An official website of the United States government
A .mil website belongs to an official U.S. Department of Defense organization in the United States.
A lock (lock ) or https:// means you’ve safely connected to the .mil website. Share sensitive information only on official, secure websites.

ID Announcements

Press Release | April 17, 2026

Soldier Accounted For From Korean War (Corruth, J.)

WASHINGTON  –  

The Defense POW/MIA Accounting Agency announced today that U.S. Army Cpl. Joshua Corruth, 20, of Pompano Beach, Florida, killed during the Korean War, was accounted for March 13, 2025.

Corruth's family recently received their full briefing on his identification, therefore, additional details on his identification can be shared.

In October 1950, Corruth was a member of Company K, 3rd Battalion, 24th Infantry Regiment, 25th Infantry Division, Eighth U.S. Army. He was reported missing in action on Oct. 8 near Kwang-ju, Republic of Korea. The U.S. Army did not receive any information during or after the war to indicate Corruth was ever held as a prisoner of war and issued a presumptive finding of death as of Dec. 31, 1952. On Jan. 16, 1956, he was declared non-recoverable.
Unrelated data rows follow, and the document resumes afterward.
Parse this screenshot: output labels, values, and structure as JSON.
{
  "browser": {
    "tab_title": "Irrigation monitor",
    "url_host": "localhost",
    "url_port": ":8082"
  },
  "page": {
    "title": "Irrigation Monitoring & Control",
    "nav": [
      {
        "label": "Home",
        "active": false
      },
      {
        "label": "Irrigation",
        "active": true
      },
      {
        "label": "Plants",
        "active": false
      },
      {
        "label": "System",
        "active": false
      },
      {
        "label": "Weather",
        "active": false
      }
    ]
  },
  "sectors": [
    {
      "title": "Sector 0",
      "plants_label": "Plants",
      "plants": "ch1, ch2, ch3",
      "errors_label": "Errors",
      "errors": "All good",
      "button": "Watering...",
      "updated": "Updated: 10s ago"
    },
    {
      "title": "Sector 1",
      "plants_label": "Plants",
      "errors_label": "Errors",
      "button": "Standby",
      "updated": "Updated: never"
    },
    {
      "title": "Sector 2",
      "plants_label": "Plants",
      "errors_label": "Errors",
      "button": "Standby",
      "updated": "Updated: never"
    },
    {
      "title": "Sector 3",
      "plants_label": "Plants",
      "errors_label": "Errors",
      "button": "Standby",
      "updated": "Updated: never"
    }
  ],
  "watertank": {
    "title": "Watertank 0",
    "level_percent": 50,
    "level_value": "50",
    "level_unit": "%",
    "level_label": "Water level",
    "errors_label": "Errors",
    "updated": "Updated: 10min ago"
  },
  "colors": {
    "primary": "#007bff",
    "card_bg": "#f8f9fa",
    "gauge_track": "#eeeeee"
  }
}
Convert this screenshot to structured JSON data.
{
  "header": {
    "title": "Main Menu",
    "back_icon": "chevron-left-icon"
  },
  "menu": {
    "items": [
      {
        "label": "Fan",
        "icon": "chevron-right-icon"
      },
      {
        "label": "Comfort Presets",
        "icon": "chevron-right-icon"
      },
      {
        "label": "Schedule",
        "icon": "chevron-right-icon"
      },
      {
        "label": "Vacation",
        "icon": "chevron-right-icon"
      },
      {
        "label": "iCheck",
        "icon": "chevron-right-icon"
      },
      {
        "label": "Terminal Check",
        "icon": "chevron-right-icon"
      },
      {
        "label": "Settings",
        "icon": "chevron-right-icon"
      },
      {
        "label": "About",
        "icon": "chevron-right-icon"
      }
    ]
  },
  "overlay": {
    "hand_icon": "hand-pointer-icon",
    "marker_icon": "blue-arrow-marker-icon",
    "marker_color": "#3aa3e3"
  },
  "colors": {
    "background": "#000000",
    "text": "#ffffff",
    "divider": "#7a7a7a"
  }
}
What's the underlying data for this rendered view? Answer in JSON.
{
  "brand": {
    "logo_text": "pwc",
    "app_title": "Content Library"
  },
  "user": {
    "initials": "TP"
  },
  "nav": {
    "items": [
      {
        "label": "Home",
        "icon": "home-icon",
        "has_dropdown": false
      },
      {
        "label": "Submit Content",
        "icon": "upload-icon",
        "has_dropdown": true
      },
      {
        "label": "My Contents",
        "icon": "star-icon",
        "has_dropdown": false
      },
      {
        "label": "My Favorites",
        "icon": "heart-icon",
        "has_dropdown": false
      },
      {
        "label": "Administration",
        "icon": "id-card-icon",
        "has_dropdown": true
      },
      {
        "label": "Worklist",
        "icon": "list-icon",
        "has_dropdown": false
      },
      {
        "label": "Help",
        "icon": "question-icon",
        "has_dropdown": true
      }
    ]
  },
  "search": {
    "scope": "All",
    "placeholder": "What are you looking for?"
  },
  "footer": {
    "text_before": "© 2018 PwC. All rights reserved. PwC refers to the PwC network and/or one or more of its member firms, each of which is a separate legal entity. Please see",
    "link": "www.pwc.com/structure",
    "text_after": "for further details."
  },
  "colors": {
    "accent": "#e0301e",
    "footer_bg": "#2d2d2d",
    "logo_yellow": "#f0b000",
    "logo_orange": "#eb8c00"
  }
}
In the fall of 1953, during Operation Glory, a team from the 114th Quartermaster Graves Registration Service Company recovered a set of unknown remains near a temple in the South Korean village of Tae Jung-ri. Those remains were transported to the United Nations Memorial Cemetery Tanggok for processing. Unable to associate the remains with any missing service member, they were designated as Unknown X-6050 and later transferred to the Central Identification Unit at Kokura, Japan, for reprocessing. In late 1956 all unidentified remains, including X-6050, were buried as Unknowns in the National Memorial Cemetery of the Pacific, also known as the Punchbowl, in Honolulu.

In July 2018, the DPAA proposed a plan to disinter 652 Korean War Unknowns from the Punchbowl. In December, DPAA personnel disinterred Unknown X-6050 as part of Phase One of the Korean War Disinterment Plan and sent the remains to the DPAA laboratory for analysis.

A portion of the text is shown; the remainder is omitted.